At one point in the middle of the blizzard last winter, I kept hearing a tapping noise at the window. It was a black, white and gray chickadee looking in at me, disoriented and hungry because of the sub-freezing temperatures and two feet of snow on the ground. I threw some breadcrumbs out onto the snow, but since I didn't have birdfeeders installed I couldn't do much else. As the winter progressed, I kept remembering that little bird.
Now I've got a flat birdfeeder hanging from a branch of the apple tree nearest the house (prime viewing location for both me and the cats), a small hopper feeder affixed to a cornerpost of the front deck, and a platform feeder on the ground. I provide food of various kinds; black-oil sunflower seeds, millet, nuts, cracked corn and dried berries. It didn't take long for word to get around about the avian smorgasbord in my front yard. I bought a bird book (Stan Tekiela's Birds of Washington Field Guide) and have been learning to identify the various species by sight and sound.
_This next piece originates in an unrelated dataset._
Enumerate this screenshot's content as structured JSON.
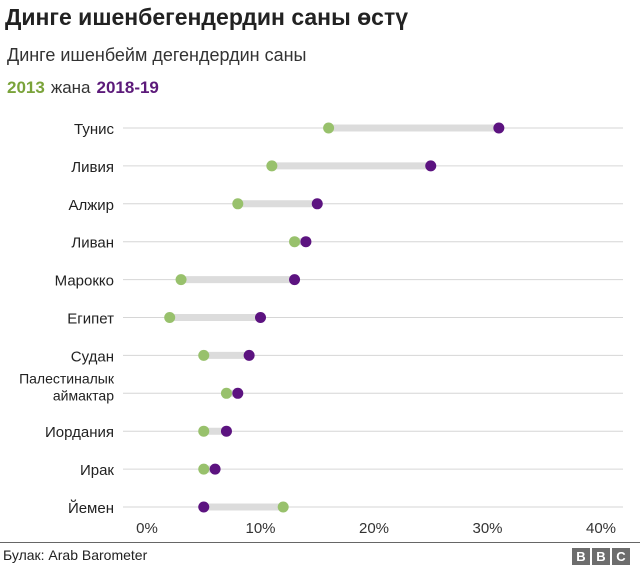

Since the bird species that inhabit the areas west of the Rocky Mountain are much different from those east of the Rockies, I'm meeting someone new (bird-wise) every day. Yesterday I came home to see a bluish-gray bird sitting in the hanging feeder, so big that it almost filled the 14 inch-long feeder. Its body shape was vaguely familiar to me; it had a large flank, a small head and slender neck, but with distinctive markings I hadn't seen before: a narrow white band across the back of its neck, and black wings. Checking the bird book, I discovered this to be a band-tailed pigeon, a bird that doesn't stay in one place for the season but roams according to where it finds food at the moment.
Unlike the roaming band-tailed pigeon, I have many repeat customers who seem to have taken up residence nearby. Here's the undisputed king of the yard ...a large redwing blackbird who sits in the top of the apple tree, calling the other birds after I've re-filled the feeders.
And who's this?
Yep, that's one very well-fed squirrel.